## book question 9.13

Volume: $\Delta S = nR\ln \frac{V_{2}}{V_{1}}$
Temperature: $\Delta S = nC\ln \frac{T_{2}}{T_{1}}$

Lubna_Abdulmajeed_2A
Posts: 21
Joined: Wed Sep 21, 2016 2:59 pm

### book question 9.13

Question 9.13 in the textbook asks the following:
"During the test of an internal combustion engine, 3.00L of nitrogen gas at 18.5 degrees C was compressed suddenly (and irreversibly) to 0.500L by driving in a piston. In the process, the temperature of the gas increased to 28.1 degrees C. Assume ideal gas behavior.

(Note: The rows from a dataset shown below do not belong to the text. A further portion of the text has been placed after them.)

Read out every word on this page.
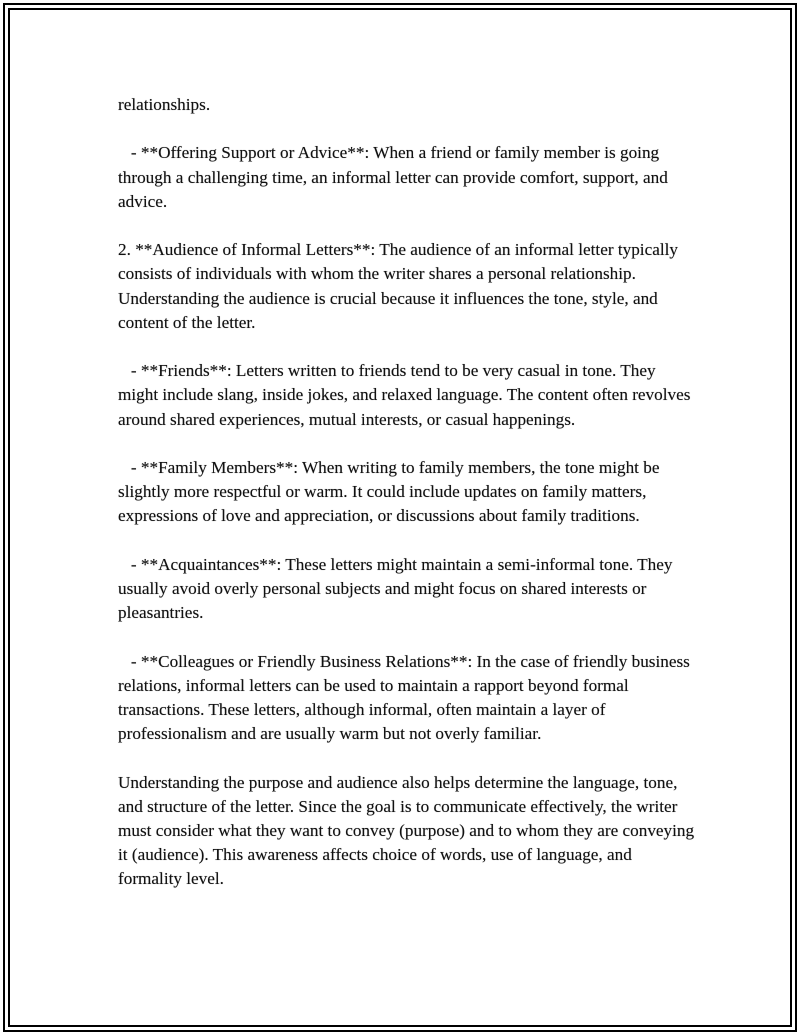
relationships.

- **Offering Support or Advice**: When a friend or family member is going through a challenging time, an informal letter can provide comfort, support, and advice.

2. **Audience of Informal Letters**: The audience of an informal letter typically consists of individuals with whom the writer shares a personal relationship. Understanding the audience is crucial because it influences the tone, style, and content of the letter.

- **Friends**: Letters written to friends tend to be very casual in tone. They might include slang, inside jokes, and relaxed language. The content often revolves around shared experiences, mutual interests, or casual happenings.

- **Family Members**: When writing to family members, the tone might be slightly more respectful or warm. It could include updates on family matters, expressions of love and appreciation, or discussions about family traditions.

- **Acquaintances**: These letters might maintain a semi-informal tone. They usually avoid overly personal subjects and might focus on shared interests or pleasantries.

- **Colleagues or Friendly Business Relations**: In the case of friendly business relations, informal letters can be used to maintain a rapport beyond formal transactions. These letters, although informal, often maintain a layer of professionalism and are usually warm but not overly familiar.

Understanding the purpose and audience also helps determine the language, tone, and structure of the letter. Since the goal is to communicate effectively, the writer must consider what they want to convey (purpose) and to whom they are conveying it (audience). This awareness affects choice of words, use of language, and formality level.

What is the change in entropy of the gas?"
So this is one of the questions where we have to calculate the change in entropy (nRln(v2/v1)) at constant initial temp. and then calculate the change in entropy = c*ln(t2/t1) at constant final volume and add them up to find the total entropy change. However, when calculating change in entropy from t1 to t2, the answer uses (delta)S=nRln(t2/t1), however if it is at constant volume shouldn't we calculate it using Cvm? so using the heat capacity at constant volume which would be 3/2(R) ?

Jessica Huang 1M
Posts: 26
Joined: Wed Sep 21, 2016 2:59 pm

### Re: book question 9.13

"In the process, the temperature of the gas increased to 28.1 degrees C."
During the process, volume decreased from 3.00 L to 0.500 L. Volume did not remain constant, so you cannot use Cv.
The solution works because entropy is a state function. You can calculate the change in entropy when volume change and then calculate the entropy when temperature changes.